A. We’ve got large enterprise customers and small individual bloggers and journalists. Virginia Tech is a customer. Anyone who is making money on the Internet they host with us. They don’t want to spend time managing their server.

7Q. What is your relationship with Rackspace?

A. We’re a partner with Rackspace. We handle all the server stuff for you. We do everything for you so that you can focus on your content rather than your server. Our slogan is “You post, we host.”

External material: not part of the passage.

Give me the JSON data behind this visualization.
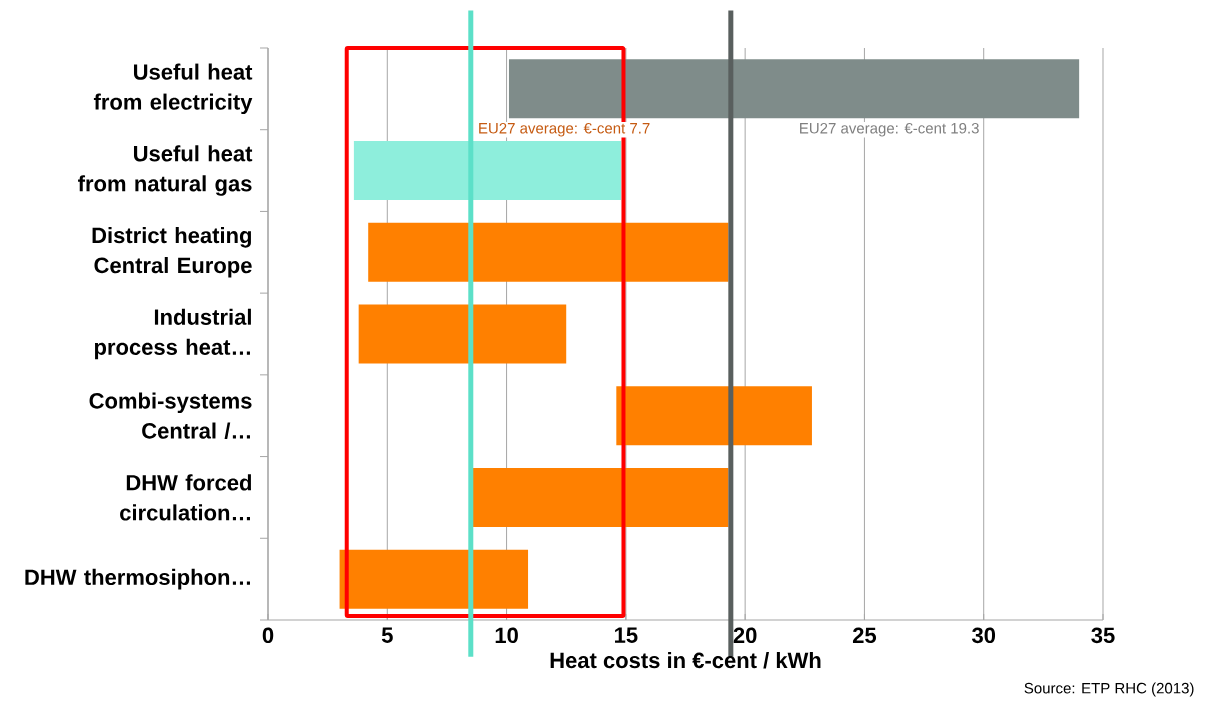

8Q. Who is your competition?

A. WPEngine in Austin and some others. But overall, Godaddy is my competition.

9Q. How do you market ZippyKid?

A. Our number one customer driver is actually word of mouth. We’re doing a lot of search engine optimization for when people are looking for WordPress solutions. We’re like a drug, people try us out and they get hooked. They can’t get enough.

10Q. What was the hardest part about launching ZippyKid?

A. Deciding to do it. Deciding to stop being passive aggressive and just go ahead and do it. If it fails, it fails.

ZippyKid has partnerships with other companies like Torbit. For $60 a month plan, ZippyKid’s customers get Torbit included. It also has partnerships with GravityForms, Woothemes and Backup Buddy. ZippyKid has six employees and is based at Geekdom. Luther applied for the TechStars Cloud program. That’s John Gray, ZippyKid’s Chief Technology Officer, sitting across from Luther.